Campbell Industries also argues that because Mr. Figueroa recovered as a “non-seaman” under the LHWCA, collateral estoppel applies, barring any subsequent action as a “seaman” under the Jones Act. However, here, just as in Gizoni, the jurisdictional issue was not previously litigated, and no finding in that regard was made at the administrative level. This is evidenced by the Compensation Order issued by the Department of Labor which makes findings of fact, none of them regarding the jurisdictional issue.
Collateral estoppel bars a party from relitigating an issue if (1) the issue at stake is identical to the one alleged in the prior litigation; (2) the issue was actually litigated in the prior litigation; and (3) the determination of the issue in the prior litigation was a critical and necessary part of the judgment in the earlier action. Clark v. Bear Stearns & Co., 966 F.2d 1318, 1320 (9th Cir.1992). The record does not reflect an express finding by anyone that Mr. Figueroa was not a “master or member of a crew” for purposes of the LHWCA. Therefore, collateral estoppel is not applicable here.
*316Courts that have addressed the precise issue of whether the jurisdictional issue must be actually litigated for estoppel to apply in this situation have found that if the jurisdictional issue was not contested and no finding was made at the administrative level, a plaintiff is not estopped from bringing a Jones Act claim. See Guidry v. Ocean Drilling and Exploration Co., 244 F.Supp. 691 (W.D.La.1965), where the court held that “where the Deputy Commissioner’s finding and award do not disclose any facts upon which his jurisdiction existed, the rule should be and is that complainant’s right to determine his status as a seaman under the Jones Act, 46 U.S.C.App. § 688, is not prejudiced thereby, and these questions are not subject to a plea of res adjudicata under the Longshoremen’s and Harbor Workers’ Compensation Act, 33 U.S.C.A. 921(a)” Id. at 692 (citations omitted). See also Biggs v. Norfolk Dredging Co., 360 F.2d 360 (4th Cir.1966) where the court held that an employee injured aboard his employer’s ship may, on the allegation that he is a seaman, sue his employer for damages under the Jones Act or general maritime law, even after deliberately obtaining compensation under the LHWCA on the allegation that he is not a seaman. “Compensation statutes are not intended to deprive a seaman ... of historic rights.” Id. at 363. Appellant cites no cases holding otherwise. Instead, Campbell Industries relies on cases setting forth general principles and the public policy justification for the use of estop-pel in situations where estoppel is appropriate, this not being such a case.
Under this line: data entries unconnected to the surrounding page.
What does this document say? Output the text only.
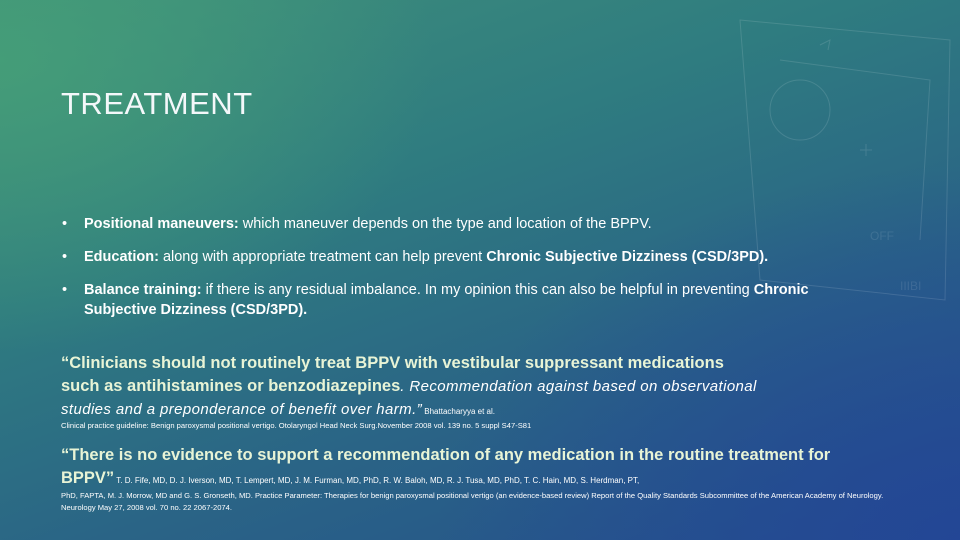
IIIBI
OFF
TREATMENT
• Positional maneuvers: which maneuver depends on the type and location of the BPPV.
• Education: along with appropriate treatment can help prevent Chronic Subjective Dizziness (CSD/3PD).
• Balance training: if there is any residual imbalance. In my opinion this can also be helpful in preventing Chronic Subjective Dizziness (CSD/3PD).
“Clinicians should not routinely treat BPPV with vestibular suppressant medications such as antihistamines or benzodiazepines. Recommendation against based on observational studies and a preponderance of benefit over harm.” Bhattacharyya et al.
Clinical practice guideline: Benign paroxysmal positional vertigo. Otolaryngol Head Neck Surg.November 2008 vol. 139 no. 5 suppl S47-S81
“There is no evidence to support a recommendation of any medication in the routine treatment for BPPV” T. D. Fife, MD, D. J. Iverson, MD, T. Lempert, MD, J. M. Furman, MD, PhD, R. W. Baloh, MD, R. J. Tusa, MD, PhD, T. C. Hain, MD, S. Herdman, PT,
PhD, FAPTA, M. J. Morrow, MD and G. S. Gronseth, MD. Practice Parameter: Therapies for benign paroxysmal positional vertigo (an evidence-based review) Report of the Quality Standards Subcommittee of the American Academy of Neurology. Neurology May 27, 2008 vol. 70 no. 22 2067-2074.
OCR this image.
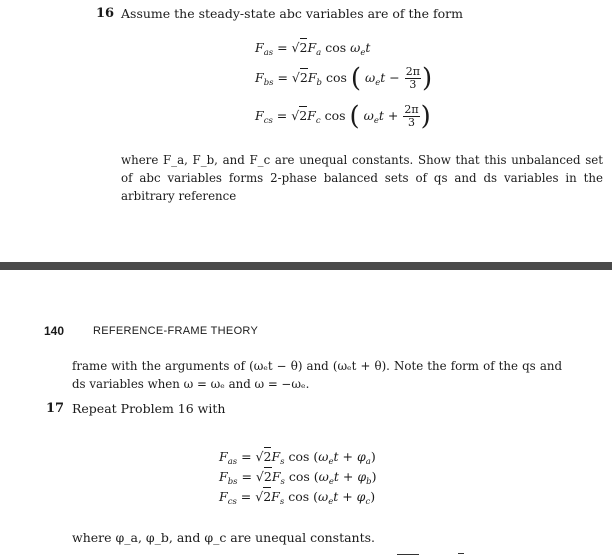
16 Assume the steady-state abc variables are of the form
$F_{as} = √2F_a$ $\cos \omega_et$
$F_{bs} = √2F_b$ cos ( $\omega_et - \frac{2\pi}{3}$ )
$F_{cs} = √2F_c$ cos ( $\omega_et + \frac{2\pi}{3}$ )
where F_a, F_b, and F_c are unequal constants. Show that this unbalanced set of abc variables forms 2-phase balanced sets of qs and ds variables in the arbitrary reference
140	REFERENCE-FRAME THEORY
frame with the arguments of (ωₑt − θ) and (ωₑt + θ). Note the form of the qs and ds variables when ω = ωₑ and ω = −ωₑ.
17 Repeat Problem 16 with
$F_{as} = √2F_s$ $\cos (\omega_et + \varphi_a)$
$F_{bs} = √2F_s$ $\cos (\omega_et + \varphi_b)$
$F_{cs} = √2F_s$ $\cos (\omega_et + \varphi_c)$
where φ_a, φ_b, and φ_c are unequal constants.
Under the reasoning of the Gizoni Court, it is entirely possible that Mr. Figueroa might be a “seaman” under the Jones Act, and still, at the time of the accident, have been employed in a position enumerated under the LHWCA such as waysman/driver, rather than as a “master or crew member of a vessel”, although no finding was made below in that regard. Alternatively, the benefits under the LHWCA might have been erroneously awarded in this case to a “master or crew member of a vessel.” In either ease, Mr. Figueroa is not precluded from recovery under the Jones Act due to his recovery under the LHWCA.
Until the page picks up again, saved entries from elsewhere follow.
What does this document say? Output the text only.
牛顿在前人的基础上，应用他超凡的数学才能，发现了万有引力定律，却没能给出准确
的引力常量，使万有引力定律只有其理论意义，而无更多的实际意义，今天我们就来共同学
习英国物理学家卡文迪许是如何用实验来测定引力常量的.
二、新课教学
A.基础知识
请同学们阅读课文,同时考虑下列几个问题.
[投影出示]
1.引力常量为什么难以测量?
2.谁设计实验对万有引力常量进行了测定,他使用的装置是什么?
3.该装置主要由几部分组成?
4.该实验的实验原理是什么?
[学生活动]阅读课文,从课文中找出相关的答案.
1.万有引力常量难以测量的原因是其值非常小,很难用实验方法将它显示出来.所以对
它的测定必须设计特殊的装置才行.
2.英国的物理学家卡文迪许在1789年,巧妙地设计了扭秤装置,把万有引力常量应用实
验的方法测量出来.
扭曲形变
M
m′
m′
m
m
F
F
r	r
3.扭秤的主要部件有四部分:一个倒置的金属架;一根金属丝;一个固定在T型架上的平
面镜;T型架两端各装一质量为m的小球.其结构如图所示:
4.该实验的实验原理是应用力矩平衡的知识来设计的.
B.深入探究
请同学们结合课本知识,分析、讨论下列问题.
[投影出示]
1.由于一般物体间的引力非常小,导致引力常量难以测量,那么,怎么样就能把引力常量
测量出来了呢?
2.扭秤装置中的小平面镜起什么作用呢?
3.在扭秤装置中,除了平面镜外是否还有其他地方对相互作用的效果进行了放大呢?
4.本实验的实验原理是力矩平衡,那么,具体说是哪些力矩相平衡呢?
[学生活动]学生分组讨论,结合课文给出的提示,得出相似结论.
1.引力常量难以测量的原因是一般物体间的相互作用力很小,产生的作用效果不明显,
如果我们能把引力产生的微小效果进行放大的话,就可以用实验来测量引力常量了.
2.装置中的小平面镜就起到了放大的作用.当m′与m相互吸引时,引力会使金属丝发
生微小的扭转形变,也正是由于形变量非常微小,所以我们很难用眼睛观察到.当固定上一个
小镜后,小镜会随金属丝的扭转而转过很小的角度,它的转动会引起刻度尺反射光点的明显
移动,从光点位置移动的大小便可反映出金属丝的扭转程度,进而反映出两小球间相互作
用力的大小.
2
Gizoni mandates a conclusion that Mr. Figueroa, an injured seaman, arguably acting as a person enumerated under the LHWCA at the time of his injury, is entitled to recover for his pain and suffering under the Jones Act, and additionally can recover for unpaid wages and medical expenses either by recovering workers’ compensation benefits or by recovering those damage elements under the Jones Act, although not both. Clearly, Mr. Figueroa was entitled to bring an action for his pain and suffering under the Jones Act, having already recovered benefits for his unpaid wages and medical expenses from workers’ compensation.
AFFIRMED, as modified in the accompanying memorandum disposition.